というのは、現行の「センター試験」の問題というのは、偏差値でいえば55から65ぐらいの学生でキチンと差がつくように設計されているわけです。ですから、かなり勉強熱心な学生を集める大学での選抜や、一次から二次への選抜(足切り)に使えるようになっています。ですが、偏差値で45から55ぐらいのゾーンに関しては、比較的ダンゴ状態になってキメ細かく差を見るのが難しいように思います。

ところがこの新テストでは、「45から55」のゾーンの学生をメインターゲットにしており、その中での学力差や、科目の得意不得意が見えてくるような仕掛けになっている、そう考えると納得ができます。
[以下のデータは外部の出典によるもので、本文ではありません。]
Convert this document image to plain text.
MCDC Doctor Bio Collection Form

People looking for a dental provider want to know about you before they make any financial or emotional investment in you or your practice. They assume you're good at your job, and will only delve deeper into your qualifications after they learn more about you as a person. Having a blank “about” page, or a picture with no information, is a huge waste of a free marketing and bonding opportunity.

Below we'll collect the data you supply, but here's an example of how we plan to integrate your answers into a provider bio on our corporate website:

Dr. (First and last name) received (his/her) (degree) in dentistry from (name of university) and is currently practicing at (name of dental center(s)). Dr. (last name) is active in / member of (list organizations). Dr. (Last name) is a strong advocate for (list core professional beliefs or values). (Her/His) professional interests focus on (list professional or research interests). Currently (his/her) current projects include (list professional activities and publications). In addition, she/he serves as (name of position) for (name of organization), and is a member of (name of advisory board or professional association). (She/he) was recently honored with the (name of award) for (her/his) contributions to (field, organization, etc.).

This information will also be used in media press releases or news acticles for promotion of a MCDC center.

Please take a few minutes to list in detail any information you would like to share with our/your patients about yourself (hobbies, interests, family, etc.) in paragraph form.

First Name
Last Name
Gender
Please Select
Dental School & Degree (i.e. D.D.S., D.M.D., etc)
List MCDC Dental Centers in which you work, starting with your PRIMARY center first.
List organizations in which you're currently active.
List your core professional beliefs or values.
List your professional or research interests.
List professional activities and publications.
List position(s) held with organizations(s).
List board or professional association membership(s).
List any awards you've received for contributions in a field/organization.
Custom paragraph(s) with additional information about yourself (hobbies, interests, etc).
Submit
鳴り物入りで導入される「英語における外部テストとの置き換え」にしても、ガチンコの英語力が試されるTOEFLやIELTSだけでなく、ノンネイティブのコミュニケーション力を評価するTOEICや、今回の「新テスト」に合わせて民間で開発される国内専用の資格試験なども許しているようで、この点でもまさに「45から55」のゾーンにターゲットを絞っているように見えます。

つまり地方の国公立など、「統一テスト」で「しっかり差がつくのを見たい」というニーズに応えるための変更、今回の「新テスト」いや「大学共通テスト」というのはそのための変更だと理解するのが、一番筋が通っているように思います。

そう考えると、授業が間に合わないとか、部活に影響が出るという高校の声に配慮したということも納得ができます。いわゆる受験エリート校は、今回の「新テスト」のメインのターゲットではないということだからです。

つまり、本当のグローバル化とか、最先端の科学技術水準から遅れないための教育ということと、今回の「2020年の入試改革」は別だということです。そう考えると、「ちょっと待て」と言いたくなります。国際化にしても、科学技術の水準にしても、全体の底上げがあって、初めて先端のレベルも上がって行くからです。

そう考えると、高校のカリキュラムも歯を食いしばって全体の底上げをしていかなければなりません。その点から考えると、今回の「新テスト」はホンモノの記述式ではないし、理科は最大2教科だけだし、国語は知的刺激が足りないし、数学の難度も足りないし、国全体の「教育の志」という意味では食い足りないものを感じます。